Haochen Liu, Zhiyu Huang, Xiaoyu Mo, Chen Lv

AutoMan Research Lab, Nanyang Technological University

Abstract

Decision-making for urban autonomous driving is challenging due to the stochastic nature of interactive traffic participants and the complexity of road structures. Although reinforcement learning (RL)-based decision-making schemes are promising to handle urban driving scenarios, they suffer from low sample efficiency and poor adaptability. In this paper, we propose Scene-Rep Transformer to enhance the RL decision-making capabilities through improved scene representation encoding and sequential predictive latent distillation. Specifically, a multi-stage Transformer (MST) encoder is constructed to model not only the interaction awareness between the ego vehicle and its neighbors but also intention awareness between the agents and their candidate routes. A sequential latent Transformer (SLT) with self-supervised learning objectives is employed to distill future predictive information into the latent scene representation, in order to reduce the exploration space and speed up training. The final decision-making module based on soft actor-critic (SAC) takes as input the refined latent scene representation from the Scene-Rep Transformer and generates decisions.
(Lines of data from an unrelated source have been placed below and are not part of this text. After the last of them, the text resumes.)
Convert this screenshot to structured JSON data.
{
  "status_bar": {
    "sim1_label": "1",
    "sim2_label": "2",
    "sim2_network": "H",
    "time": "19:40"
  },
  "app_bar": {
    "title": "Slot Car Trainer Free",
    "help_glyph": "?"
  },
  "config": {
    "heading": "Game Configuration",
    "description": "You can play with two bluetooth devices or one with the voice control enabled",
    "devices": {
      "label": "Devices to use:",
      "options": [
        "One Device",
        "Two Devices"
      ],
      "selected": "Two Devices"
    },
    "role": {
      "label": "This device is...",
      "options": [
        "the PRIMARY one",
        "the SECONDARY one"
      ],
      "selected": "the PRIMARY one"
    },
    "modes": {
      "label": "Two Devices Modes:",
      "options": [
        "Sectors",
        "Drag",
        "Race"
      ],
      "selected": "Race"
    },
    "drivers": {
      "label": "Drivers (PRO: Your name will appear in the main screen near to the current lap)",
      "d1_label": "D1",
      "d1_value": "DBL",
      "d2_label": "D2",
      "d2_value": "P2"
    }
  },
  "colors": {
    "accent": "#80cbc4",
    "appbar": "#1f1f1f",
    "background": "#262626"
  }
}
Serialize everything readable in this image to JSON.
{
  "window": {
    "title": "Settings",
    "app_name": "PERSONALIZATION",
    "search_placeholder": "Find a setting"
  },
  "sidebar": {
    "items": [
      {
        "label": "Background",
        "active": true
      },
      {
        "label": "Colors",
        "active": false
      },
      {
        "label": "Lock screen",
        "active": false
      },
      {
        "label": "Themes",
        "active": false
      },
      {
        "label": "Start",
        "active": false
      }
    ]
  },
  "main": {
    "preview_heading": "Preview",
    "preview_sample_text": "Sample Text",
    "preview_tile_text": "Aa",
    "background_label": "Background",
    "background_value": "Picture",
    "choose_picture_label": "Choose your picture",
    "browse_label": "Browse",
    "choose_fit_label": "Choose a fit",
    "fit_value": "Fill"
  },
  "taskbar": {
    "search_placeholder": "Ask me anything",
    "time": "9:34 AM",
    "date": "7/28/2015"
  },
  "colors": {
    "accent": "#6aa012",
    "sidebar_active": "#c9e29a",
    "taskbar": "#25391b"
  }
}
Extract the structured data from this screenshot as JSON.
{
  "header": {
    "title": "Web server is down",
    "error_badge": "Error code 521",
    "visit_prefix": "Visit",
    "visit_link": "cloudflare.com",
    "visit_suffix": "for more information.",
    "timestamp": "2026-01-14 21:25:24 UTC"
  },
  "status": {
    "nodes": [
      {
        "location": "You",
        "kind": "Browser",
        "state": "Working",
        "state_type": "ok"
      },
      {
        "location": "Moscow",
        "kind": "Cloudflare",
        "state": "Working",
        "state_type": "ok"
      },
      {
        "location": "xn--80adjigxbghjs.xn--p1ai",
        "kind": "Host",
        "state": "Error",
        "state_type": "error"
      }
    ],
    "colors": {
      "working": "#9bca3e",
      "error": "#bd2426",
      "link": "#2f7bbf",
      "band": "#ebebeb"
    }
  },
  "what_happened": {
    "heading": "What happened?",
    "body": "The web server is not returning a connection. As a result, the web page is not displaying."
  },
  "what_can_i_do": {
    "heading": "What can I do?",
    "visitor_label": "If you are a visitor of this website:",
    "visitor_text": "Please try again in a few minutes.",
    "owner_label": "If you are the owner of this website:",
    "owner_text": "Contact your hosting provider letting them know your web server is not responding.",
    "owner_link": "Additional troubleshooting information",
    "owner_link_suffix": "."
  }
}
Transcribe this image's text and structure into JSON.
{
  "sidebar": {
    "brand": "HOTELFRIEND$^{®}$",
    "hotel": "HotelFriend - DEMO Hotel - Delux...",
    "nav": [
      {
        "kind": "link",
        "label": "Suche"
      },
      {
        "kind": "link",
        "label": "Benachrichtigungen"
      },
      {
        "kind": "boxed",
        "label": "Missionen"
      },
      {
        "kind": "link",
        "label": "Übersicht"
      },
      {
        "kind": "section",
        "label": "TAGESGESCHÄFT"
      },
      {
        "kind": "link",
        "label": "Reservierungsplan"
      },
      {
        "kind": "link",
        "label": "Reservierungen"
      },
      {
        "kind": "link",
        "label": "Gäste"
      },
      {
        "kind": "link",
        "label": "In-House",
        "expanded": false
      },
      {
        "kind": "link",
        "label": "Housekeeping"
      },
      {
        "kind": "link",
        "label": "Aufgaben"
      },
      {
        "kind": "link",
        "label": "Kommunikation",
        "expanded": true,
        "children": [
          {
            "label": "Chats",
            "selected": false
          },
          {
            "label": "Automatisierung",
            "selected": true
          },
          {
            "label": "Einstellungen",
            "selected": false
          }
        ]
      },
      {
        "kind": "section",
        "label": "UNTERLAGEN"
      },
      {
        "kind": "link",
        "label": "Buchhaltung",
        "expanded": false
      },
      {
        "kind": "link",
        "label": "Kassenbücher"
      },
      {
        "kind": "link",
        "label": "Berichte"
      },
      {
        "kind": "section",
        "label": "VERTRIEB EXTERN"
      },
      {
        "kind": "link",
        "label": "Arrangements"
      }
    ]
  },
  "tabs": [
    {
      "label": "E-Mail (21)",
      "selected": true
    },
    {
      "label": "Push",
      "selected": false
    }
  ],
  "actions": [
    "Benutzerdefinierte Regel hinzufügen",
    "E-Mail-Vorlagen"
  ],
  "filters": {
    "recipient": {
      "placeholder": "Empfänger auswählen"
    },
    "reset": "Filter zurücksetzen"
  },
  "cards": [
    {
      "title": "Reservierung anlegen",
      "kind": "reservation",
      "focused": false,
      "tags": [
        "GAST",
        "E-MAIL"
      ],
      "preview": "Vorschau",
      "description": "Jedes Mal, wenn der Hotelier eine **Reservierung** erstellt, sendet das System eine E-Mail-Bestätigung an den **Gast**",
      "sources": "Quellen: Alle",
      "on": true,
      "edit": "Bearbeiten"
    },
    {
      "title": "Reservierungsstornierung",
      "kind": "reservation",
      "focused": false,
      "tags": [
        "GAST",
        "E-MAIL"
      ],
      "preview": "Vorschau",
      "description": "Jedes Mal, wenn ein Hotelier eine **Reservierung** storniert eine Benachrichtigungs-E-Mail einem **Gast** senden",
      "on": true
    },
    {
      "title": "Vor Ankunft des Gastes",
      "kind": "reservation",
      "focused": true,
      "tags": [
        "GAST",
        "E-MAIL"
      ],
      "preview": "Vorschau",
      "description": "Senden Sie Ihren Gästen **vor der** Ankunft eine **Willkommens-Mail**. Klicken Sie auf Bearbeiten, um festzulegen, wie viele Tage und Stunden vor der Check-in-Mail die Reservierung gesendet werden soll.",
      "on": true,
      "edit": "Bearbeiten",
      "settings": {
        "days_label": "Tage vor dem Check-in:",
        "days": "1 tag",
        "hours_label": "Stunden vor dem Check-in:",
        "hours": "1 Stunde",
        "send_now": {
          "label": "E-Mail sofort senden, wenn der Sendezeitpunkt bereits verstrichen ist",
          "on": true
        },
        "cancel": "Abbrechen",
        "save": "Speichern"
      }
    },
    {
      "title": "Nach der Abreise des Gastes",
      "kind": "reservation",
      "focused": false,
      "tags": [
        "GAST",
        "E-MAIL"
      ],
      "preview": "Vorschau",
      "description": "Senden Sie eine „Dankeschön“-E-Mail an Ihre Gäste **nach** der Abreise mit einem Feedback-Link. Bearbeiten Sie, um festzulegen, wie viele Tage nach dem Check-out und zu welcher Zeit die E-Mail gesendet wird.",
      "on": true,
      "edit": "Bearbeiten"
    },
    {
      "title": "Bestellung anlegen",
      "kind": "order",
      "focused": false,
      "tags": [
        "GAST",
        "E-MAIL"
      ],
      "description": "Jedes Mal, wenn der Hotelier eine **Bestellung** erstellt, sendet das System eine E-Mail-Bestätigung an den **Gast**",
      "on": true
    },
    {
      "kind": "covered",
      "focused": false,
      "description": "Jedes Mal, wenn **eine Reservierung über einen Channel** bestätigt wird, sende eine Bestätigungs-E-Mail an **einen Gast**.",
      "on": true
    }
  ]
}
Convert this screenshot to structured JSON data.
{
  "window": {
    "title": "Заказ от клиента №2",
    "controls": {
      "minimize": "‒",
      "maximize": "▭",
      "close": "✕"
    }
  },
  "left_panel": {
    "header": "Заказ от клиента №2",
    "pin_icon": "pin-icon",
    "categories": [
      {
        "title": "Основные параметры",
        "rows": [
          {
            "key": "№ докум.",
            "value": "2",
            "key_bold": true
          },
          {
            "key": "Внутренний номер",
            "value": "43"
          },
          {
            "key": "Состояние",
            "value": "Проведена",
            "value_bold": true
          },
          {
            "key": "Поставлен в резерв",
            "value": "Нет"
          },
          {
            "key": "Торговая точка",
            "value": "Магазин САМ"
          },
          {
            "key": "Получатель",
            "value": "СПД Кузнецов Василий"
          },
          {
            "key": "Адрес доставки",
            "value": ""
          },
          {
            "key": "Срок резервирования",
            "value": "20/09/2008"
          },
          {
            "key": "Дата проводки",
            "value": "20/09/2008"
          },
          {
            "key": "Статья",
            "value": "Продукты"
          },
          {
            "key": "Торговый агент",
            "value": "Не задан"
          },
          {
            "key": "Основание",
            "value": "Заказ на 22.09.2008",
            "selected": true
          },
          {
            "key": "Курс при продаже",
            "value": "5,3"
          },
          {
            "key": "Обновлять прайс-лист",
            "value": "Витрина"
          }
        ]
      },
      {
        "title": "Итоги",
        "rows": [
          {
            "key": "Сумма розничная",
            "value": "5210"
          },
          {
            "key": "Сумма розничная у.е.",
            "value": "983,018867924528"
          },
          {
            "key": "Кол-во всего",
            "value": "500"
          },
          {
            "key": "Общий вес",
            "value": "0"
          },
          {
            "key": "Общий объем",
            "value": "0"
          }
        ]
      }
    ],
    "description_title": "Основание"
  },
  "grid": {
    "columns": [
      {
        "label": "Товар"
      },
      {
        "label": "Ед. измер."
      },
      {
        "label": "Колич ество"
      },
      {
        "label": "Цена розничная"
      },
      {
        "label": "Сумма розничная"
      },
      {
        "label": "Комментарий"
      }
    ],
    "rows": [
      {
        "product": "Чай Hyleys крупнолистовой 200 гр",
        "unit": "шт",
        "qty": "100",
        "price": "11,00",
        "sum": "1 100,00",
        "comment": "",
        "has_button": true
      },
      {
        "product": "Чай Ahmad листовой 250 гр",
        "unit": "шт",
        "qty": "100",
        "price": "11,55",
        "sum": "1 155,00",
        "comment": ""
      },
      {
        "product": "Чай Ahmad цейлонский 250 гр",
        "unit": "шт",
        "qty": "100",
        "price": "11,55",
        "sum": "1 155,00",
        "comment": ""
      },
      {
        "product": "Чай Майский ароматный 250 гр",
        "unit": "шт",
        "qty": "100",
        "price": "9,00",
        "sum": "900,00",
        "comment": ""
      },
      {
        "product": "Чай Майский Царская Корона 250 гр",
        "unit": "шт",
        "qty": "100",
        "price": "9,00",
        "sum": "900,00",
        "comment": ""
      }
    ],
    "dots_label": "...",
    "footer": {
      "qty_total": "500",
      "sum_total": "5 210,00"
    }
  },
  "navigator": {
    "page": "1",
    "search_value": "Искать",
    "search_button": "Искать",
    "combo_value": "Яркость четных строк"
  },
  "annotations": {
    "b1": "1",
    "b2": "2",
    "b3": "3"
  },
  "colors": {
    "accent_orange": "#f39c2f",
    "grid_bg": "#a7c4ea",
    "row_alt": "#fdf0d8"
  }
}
The framework is validated in five challenging simulated urban scenarios with dense traffic, and its performance is manifested quantitatively by substantial improvements in data efficiency and performance in terms of success rate, safety, and efficiency. Qualitative results reveal that our framework is able to extract the intentions of neighbor agents, enabling better decision-making and more diversified driving behaviors.

Method Overview

An overview of our RL decision-making framework with Scene-Rep Transformer. Given perception-processed vectorized scene inputs, the multi-stage Transformer (MST) encodes the multi-modal information with interaction awareness. During training, a sequential latent Transformer (SLT) performs representation learning using consecutive latent-action pairs to ensure future consistency. The soft-actor-critic (SAC) module takes the latent feature vector to make driving decisions for downstream planning and control tasks.